Dirjen Pendis, Prof. Suyitno Sampaikan Arus Baru Pendidikan Islam di UIN Jambi
JAMBI, KOMPAS — Pendidikan tinggi Islam memasuki babak baru dengan penguatan pendekatan STREAM (Science, Technology, Religion, Engineering, Art, and Mathematics) sebagai arah pengembangan keilmuan di lingkungan Universitas Islam Negeri (UIN). Pendekatan ini diharapkan mampu melahirkan lulusan yang tidak hanya unggul dalam sains dan teknologi, tetapi juga memiliki fondasi keagamaan yang kuat serta kepekaan terhadap seni dan kemanusiaan.
Dalam arah kebijakan yang disampaikan kepada sivitas akademika, UIN masa depan dicita-citakan menjadi prototipe Baitul Hikmah Al-Ma’mun, pusat peradaban ilmu pengetahuan yang pada masa keemasan Islam menjadi ruang pertemuan berbagai disiplin ilmu, tradisi intelektual, dan inovasi.
Gagasan tersebut menegaskan bahwa transformasi perguruan tinggi keagamaan Islam tidak cukup dilakukan melalui perubahan kelembagaan semata, melainkan harus diikuti penguatan budaya akademik yang integratif. Melalui pendekatan STREAM, ilmu agama diposisikan sebagai sumber nilai yang berdialog dengan perkembangan sains, teknologi, rekayasa, matematika, dan seni.

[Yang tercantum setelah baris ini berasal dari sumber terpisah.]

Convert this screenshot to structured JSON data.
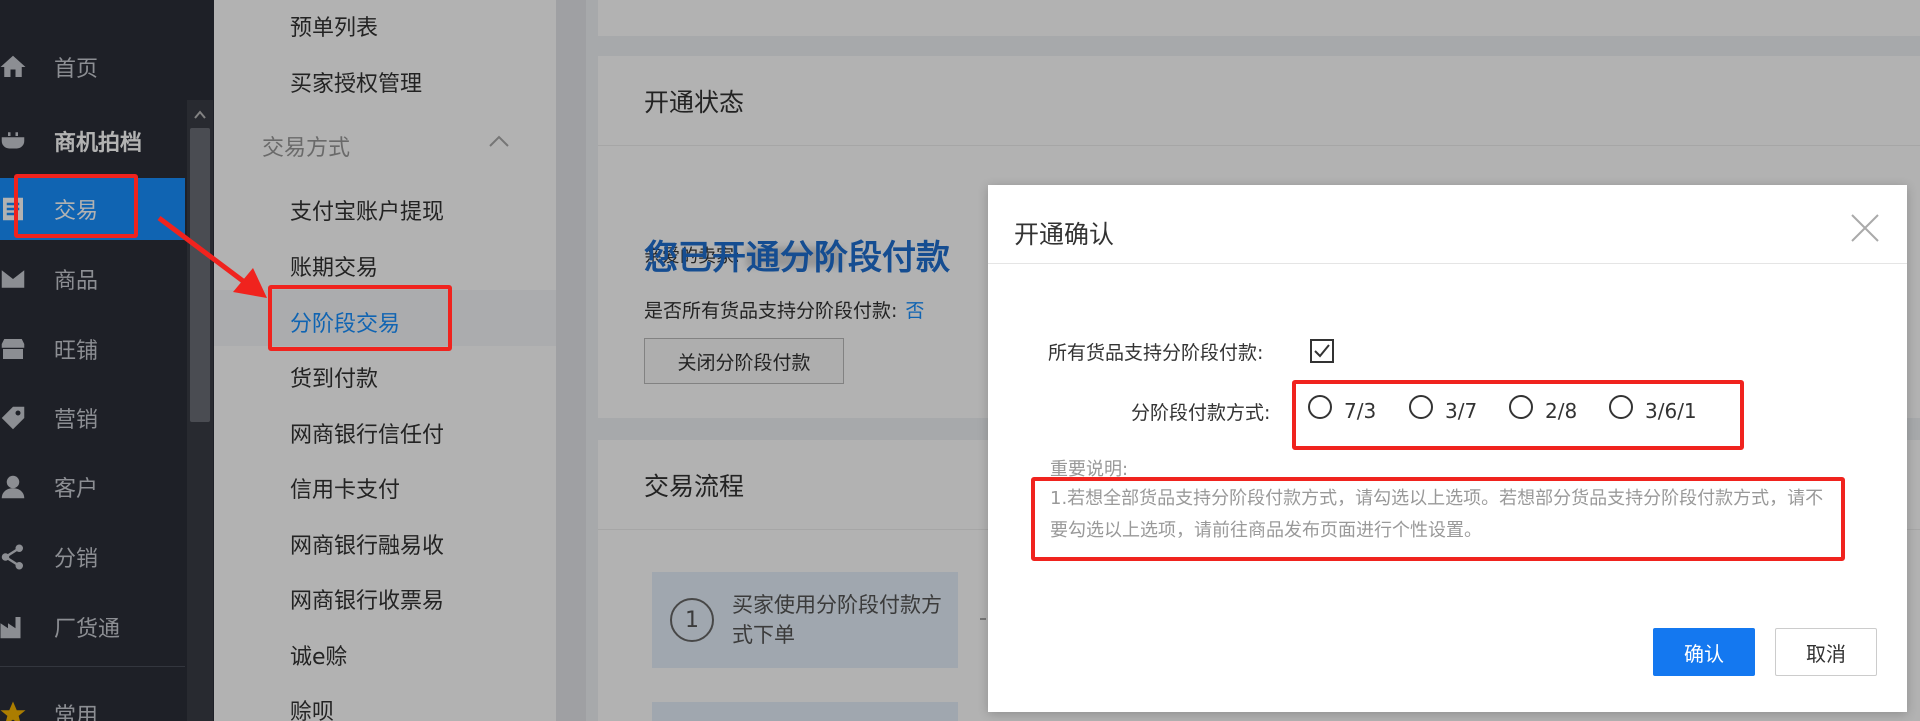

Untuk mewujudkan visi tersebut, terdapat lima arah kebijakan yang menjadi fokus pengembangan perguruan tinggi keagamaan Islam. Pertama, mahadisasi, yakni penguatan sistem pembinaan karakter dan keagamaan mahasiswa melalui model pendidikan berbasis ma’had. Kedua, program double degree yang membuka peluang mahasiswa memperoleh kompetensi lintas bidang keilmuan.

Ketiga, program fast track yang memungkinkan mahasiswa melanjutkan pendidikan ke jenjang yang lebih tinggi dalam waktu yang lebih efisien. Keempat, studi di luar kampus utama sebagai upaya memperluas pengalaman belajar mahasiswa melalui kolaborasi dengan berbagai institusi dan dunia kerja. Kelima, reformulasi pengembangan program studi agar lebih adaptif terhadap kebutuhan masyarakat dan perkembangan zaman.
Selain penguatan akademik, perhatian juga diberikan pada pembentukan karakter religius sivitas akademika. Direktur Jenderal menegaskan pentingnya kemampuan membaca dan memahami Al-Qur’an sebagai identitas perguruan tinggi Islam. Karena itu, setiap unsur sivitas akademika didorong untuk memiliki tradisi mengaji yang kuat.
Menurutnya, kemajuan institusi tidak hanya diukur dari capaian akademik, publikasi ilmiah, atau prestasi kelembagaan, tetapi juga dari kemampuan menjaga nilai-nilai spiritual yang menjadi fondasi pendidikan Islam.
Dengan arah kebijakan tersebut, perguruan tinggi keagamaan Islam diharapkan mampu menjadi pusat pengembangan ilmu pengetahuan yang modern, terbuka terhadap inovasi, sekaligus tetap berakar pada nilai-nilai keislaman. Transformasi itu menjadi bagian dari ikhtiar membangun generasi yang kompetitif di tingkat global tanpa kehilangan identitas keagamaan dan kebangsaan.